Villa Marioni Pullè, Neoklassizistische Villa in Chievo, Verona, Italien.
Villa Marioni Pullè ist ein neoklassizistisches Anwesen in Chievo, das sich durch klassische architektonische Elemente wie gekrümmte und dreieckige Giebel, Säulen und gewölbte Galerien an der eleganten Fassade auszeichnet. Das Hauptgebäude von beträchtlicher Höhe wird von seitlichen Flügeln mit unterschiedlichen architektonischen Stilen flankiert.
Das Anwesen wurde zwischen dem 17. und 18. Jahrhundert erbaut, als die Familie Fattori ihren kommerziellen Erfolg in Adelsstatus umwandelte und in den Bau dieses Gutshofs investierte. Die Villa durchlief verschiedene Phasen der Nutzung und des Eigentumswechsels während der folgenden Jahrhunderte.
Das Anwesen war ein Ort für Musikaufführungen, insbesondere unter der Herrschaft von Leopoldo Pullè im neunzehnten Jahrhundert. Konzerte fanden hier in einem speziell dafür errichteten Theater statt und machten das Haus zu einem kulturellen Treffpunkt.
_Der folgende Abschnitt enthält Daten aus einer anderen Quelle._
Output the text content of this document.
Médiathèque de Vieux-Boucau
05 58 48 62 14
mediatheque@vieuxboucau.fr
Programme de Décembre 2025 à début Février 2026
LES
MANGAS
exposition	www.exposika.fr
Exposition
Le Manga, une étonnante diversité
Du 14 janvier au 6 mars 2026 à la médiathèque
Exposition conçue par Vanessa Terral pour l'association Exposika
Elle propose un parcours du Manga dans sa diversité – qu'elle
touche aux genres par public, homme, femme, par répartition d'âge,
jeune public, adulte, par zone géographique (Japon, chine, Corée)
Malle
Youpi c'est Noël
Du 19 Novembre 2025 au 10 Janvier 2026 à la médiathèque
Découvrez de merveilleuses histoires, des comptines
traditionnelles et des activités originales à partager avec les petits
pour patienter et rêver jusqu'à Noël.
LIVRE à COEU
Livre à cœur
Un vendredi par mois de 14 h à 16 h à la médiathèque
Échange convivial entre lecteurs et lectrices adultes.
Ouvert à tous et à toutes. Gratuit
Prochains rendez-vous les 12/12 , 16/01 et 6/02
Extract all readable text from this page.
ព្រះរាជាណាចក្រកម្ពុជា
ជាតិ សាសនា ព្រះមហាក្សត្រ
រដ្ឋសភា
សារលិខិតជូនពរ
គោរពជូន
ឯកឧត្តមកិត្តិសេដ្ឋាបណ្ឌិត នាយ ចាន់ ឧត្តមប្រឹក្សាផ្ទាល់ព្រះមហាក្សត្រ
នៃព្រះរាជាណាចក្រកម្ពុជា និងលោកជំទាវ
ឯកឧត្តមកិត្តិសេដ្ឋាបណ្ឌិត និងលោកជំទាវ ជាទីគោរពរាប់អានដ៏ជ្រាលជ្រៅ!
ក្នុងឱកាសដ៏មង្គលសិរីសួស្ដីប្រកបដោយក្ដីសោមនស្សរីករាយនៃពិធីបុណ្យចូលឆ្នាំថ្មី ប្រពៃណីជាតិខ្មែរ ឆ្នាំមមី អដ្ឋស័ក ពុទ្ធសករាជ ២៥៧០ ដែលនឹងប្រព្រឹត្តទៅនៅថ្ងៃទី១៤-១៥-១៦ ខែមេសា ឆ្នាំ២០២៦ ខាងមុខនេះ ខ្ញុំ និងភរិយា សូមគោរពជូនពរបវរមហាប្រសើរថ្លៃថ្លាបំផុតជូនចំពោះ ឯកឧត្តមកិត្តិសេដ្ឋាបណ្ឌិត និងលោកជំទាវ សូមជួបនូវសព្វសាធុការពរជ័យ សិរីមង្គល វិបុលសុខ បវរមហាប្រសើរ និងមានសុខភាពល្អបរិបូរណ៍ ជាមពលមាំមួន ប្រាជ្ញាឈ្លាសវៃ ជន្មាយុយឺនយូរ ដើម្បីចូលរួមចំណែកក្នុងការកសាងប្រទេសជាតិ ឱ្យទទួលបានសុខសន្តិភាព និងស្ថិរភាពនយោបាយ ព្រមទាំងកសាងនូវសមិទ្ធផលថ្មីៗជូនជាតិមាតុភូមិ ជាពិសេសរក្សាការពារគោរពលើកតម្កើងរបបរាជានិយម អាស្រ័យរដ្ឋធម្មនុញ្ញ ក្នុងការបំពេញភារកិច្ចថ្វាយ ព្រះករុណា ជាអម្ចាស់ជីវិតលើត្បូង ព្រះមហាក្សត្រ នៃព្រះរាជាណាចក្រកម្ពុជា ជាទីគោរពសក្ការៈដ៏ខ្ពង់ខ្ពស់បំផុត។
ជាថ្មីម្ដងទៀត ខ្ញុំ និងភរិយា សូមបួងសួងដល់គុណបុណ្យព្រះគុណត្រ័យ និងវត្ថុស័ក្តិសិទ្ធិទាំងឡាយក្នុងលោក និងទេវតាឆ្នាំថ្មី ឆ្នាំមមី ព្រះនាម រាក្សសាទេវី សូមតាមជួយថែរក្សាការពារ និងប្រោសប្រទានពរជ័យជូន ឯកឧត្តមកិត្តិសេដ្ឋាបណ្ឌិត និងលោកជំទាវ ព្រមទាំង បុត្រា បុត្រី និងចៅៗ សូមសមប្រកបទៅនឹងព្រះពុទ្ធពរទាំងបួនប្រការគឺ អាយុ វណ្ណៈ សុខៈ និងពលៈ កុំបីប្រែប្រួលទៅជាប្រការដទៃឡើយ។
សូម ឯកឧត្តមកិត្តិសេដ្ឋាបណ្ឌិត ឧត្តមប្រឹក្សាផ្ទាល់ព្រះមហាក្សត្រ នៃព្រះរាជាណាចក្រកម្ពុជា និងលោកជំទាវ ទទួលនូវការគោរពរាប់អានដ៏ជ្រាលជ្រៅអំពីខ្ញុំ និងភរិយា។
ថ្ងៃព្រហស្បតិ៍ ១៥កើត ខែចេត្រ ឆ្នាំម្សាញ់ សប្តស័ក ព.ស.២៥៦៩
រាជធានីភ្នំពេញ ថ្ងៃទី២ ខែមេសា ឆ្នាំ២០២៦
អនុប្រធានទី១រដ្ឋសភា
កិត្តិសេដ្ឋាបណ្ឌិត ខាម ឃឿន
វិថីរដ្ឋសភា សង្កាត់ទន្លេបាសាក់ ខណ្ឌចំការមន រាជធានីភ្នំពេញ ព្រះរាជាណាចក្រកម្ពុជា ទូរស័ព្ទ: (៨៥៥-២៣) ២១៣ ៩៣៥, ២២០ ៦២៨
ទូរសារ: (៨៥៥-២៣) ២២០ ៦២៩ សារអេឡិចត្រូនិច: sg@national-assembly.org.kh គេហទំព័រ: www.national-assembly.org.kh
Der Komplex ist vom Boden aus sichtbar und kann von außen besichtigt werden, wobei die verschiedenen Architekturstile und die Gesamtanlage gute Aussichten bieten. Am besten besucht man es tagsüber, um die Details der Fassade und die Proportionen der Flügel deutlich zu erkennen.
König Umberto I. von Savoyen übernachtete hier während Militärmanövern 1887 und erneut 1897 und verankerte damit ihre Verbindung zum italienischen Königshaus. Der Besuch eines Monarchen in dieser Zeit war eine Bestätigung des gehobenen sozialen Status der Familie.